As for the province's physicians, their average revenue is 14 per cent higher than the average across Canada as a whole, according to the Canadian Institute for Health Information, as of 2010-2011, the most recent year for which the numbers have been assembled – the figure of $350,000 is somewhat misleading, as it includes staff, office rent and other expenses, but the comparison with the equivalent pan-Canadian number of $307,000 is telling.

Before long, Alberta will have to revise its tax policies by letting go of its taboo against a provincial sales tax. The 22 years of the formerly execrated federal Goods and Services Tax have shown its worth, its efficiency and particularly its resilience through the vagaries of the business cycle; indeed, Alberta should adopt the Harmonized Sales Tax. But for the present, Ms. Redford is probably right not to push the province's citizens too far in too short a time; the exaggerated view of the degree to which they have a free-market economy, in contrast to the other provinces, is quite ingrained.
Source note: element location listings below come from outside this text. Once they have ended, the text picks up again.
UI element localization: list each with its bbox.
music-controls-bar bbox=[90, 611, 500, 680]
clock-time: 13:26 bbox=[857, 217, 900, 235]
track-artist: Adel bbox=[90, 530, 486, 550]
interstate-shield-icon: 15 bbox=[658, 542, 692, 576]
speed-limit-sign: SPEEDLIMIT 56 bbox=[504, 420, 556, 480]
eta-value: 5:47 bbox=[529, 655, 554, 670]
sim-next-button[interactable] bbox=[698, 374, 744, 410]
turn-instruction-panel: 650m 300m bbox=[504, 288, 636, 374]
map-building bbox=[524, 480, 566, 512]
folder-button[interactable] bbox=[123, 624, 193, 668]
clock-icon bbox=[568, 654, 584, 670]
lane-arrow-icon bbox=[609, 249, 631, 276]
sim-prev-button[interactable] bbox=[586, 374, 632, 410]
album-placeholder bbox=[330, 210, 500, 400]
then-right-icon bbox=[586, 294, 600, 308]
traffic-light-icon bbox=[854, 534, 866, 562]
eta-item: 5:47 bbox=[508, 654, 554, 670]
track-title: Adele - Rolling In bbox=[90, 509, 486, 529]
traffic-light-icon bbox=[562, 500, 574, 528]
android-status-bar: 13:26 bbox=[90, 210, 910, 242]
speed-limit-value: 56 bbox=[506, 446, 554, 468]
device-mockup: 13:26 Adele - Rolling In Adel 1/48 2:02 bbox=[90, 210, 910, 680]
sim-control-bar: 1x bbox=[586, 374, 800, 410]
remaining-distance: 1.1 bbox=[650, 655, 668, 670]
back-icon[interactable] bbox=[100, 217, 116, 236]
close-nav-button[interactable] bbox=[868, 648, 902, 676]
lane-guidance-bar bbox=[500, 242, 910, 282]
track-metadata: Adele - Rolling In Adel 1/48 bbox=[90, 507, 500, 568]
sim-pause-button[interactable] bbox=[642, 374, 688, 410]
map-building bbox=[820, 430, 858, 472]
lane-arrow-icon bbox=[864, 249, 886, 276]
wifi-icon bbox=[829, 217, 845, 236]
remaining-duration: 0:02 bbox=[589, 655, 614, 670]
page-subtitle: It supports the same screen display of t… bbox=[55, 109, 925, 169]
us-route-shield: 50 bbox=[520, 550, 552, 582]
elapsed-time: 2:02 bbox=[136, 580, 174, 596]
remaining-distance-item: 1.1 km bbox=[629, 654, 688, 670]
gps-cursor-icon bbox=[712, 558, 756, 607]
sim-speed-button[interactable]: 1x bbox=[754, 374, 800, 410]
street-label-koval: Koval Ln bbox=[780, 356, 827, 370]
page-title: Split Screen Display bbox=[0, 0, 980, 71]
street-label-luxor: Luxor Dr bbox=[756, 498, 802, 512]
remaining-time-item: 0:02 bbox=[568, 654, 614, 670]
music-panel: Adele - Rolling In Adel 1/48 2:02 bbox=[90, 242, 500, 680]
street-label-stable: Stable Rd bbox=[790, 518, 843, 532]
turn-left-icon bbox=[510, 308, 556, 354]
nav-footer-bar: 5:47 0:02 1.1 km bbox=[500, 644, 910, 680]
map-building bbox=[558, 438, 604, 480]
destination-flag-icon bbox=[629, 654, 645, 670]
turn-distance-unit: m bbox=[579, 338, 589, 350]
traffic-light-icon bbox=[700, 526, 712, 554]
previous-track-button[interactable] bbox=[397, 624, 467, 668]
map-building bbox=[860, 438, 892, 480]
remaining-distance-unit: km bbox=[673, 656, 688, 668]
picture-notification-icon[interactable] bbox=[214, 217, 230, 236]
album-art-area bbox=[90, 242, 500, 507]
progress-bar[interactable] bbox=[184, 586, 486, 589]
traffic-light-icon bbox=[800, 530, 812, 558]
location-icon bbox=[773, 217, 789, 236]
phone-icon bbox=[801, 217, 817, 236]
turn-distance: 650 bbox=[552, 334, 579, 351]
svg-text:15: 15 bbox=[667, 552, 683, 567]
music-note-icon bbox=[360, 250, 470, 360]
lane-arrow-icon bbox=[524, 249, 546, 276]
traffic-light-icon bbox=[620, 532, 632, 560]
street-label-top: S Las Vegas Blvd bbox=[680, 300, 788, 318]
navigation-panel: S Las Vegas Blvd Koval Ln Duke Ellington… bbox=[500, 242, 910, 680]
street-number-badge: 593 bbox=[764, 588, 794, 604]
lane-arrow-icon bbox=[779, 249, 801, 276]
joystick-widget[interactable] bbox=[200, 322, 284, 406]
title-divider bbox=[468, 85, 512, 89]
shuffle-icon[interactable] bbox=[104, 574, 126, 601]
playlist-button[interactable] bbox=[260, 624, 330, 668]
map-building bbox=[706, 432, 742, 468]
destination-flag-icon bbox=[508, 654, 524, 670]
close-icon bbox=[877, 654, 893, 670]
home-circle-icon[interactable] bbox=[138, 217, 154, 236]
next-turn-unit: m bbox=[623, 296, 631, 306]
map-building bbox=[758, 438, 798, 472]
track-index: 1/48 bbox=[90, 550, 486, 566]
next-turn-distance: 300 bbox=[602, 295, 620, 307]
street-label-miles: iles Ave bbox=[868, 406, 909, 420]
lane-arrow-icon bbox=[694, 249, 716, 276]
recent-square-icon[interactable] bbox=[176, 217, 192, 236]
Ms. Redford has overstated the element of surprise in the decline of Alberta oil exports to the United States, by comparison with what was foreseeable 12 months ago. The Bank of Montreal and CIBC, both of which she herself cited in a supporting document, gave quite correct predictions on the prices Alberta would be able to charge today. The requirements of political presentation does not always encourage accuracy. But that is all the more reason for getting Alberta's on a sound basis comfortably before the next election – likely to be in 2016. That does not allow much fiscal foot-dragging.